江依用俄语和警察交流,询问他们一行人被扣押的原因,警察夸赞了江依的俄语,说自己只是奉命执行公务。
宁负问加百列,能不能查一下具体情况,加百列说,攻击当地警察的网络也属于违法行为,自己爱莫能助。
“那应该怎么办?”
加百列提供了数十条诸如请律师之类的建议,宁负看了直摇头。
江依打了一个电话,然后对宁负说:“别担心,误不了火车。”
到了警察局,他们出示了各自的护照,检查护照的人看到一半便被叫了出去,回来之后匆匆翻看了剩下的两本便挥手放行。
回去的路上,依旧是带他们来的那名警察开车,气氛明显活跃了很多,那名警察说,这几年经济不好,警局也会裁员,他们这些人每天也过得提心吊胆。刚才只是奉命行事,虽然知道不合规矩,但是也没有办法。
江依说,这不怪他们,每个人都有身不由己的时候。
警察一边开着车,一边频频回头和江依聊天,不住地夸赞江依美丽漂亮,善良温柔,俄语流利,冷静理智,还说自己知道江依不是一般人物,不然也不会一通电话就解决了麻烦。
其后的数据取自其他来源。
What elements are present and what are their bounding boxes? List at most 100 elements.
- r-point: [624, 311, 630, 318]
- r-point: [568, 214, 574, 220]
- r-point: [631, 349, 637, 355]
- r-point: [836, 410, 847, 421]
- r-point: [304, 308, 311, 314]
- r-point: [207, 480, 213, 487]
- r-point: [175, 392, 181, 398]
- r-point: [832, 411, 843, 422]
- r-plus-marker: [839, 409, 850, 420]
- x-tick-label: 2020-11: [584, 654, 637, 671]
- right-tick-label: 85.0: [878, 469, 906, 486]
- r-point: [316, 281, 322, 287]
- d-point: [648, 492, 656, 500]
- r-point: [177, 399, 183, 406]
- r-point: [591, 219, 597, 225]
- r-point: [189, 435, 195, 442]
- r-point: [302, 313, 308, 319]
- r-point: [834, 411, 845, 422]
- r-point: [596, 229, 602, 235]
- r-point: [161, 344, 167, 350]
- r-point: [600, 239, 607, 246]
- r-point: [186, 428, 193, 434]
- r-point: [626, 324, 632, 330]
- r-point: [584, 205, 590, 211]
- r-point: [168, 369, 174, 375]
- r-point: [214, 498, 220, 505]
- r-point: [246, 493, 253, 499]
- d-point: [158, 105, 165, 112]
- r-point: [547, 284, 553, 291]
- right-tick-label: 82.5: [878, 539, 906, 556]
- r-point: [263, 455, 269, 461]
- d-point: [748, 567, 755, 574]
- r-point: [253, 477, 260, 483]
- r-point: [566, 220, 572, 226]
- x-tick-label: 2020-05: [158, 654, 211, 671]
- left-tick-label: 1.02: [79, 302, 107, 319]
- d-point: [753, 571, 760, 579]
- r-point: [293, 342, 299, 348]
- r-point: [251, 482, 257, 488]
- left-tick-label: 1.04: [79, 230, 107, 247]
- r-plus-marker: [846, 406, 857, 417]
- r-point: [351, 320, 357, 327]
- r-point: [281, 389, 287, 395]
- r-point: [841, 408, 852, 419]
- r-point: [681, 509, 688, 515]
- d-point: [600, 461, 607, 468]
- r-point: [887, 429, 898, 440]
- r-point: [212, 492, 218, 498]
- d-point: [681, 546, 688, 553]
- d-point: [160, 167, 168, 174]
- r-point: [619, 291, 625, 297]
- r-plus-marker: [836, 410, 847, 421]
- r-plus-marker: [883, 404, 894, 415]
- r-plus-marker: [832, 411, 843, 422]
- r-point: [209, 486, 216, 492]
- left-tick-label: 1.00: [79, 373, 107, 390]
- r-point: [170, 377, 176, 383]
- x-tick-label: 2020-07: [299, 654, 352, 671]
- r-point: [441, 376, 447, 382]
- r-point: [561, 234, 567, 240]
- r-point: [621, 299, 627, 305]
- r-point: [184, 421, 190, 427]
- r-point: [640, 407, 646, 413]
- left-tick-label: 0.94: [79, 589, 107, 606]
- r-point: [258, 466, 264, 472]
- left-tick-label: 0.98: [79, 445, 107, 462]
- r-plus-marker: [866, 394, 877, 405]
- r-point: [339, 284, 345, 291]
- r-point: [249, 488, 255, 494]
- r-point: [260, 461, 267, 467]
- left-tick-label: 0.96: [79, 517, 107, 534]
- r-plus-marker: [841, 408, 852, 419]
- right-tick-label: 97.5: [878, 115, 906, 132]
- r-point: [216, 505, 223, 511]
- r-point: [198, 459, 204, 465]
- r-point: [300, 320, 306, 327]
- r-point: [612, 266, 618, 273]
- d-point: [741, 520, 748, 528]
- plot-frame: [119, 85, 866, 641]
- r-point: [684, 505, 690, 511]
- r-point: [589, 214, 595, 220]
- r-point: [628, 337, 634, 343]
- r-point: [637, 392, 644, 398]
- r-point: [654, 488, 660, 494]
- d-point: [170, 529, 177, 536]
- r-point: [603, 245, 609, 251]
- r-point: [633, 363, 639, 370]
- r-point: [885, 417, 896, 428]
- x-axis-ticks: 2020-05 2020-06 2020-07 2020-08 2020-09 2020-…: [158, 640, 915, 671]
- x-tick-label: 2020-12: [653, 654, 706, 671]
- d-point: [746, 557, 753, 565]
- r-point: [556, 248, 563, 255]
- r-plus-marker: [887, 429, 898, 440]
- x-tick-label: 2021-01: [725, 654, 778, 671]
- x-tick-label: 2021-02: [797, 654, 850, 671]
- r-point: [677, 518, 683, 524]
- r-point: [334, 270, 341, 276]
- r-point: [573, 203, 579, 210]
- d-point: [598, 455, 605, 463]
他们得到的命令是严加盘查近一个月从中国而来的各路游客,也不知道是不是针对江依这行人。
宁负倒是从这件事中嗅到了一丝不祥的征兆,布格利诺生物实验室的人不会妄想靠后贝加尔站的警察就将他们拦下,这是一个警告。
能够动用警察关系给他们带来麻烦,意味着布格利诺生物实验室的人在俄罗斯政界有一定的影响力,他们的行动可能会受到很多意料之外的阻拦。
登上列车之前,宁负就知道一切不会那么顺利,他们是孤军深入的勇士,而敌人铁甲寒刃,严阵以待。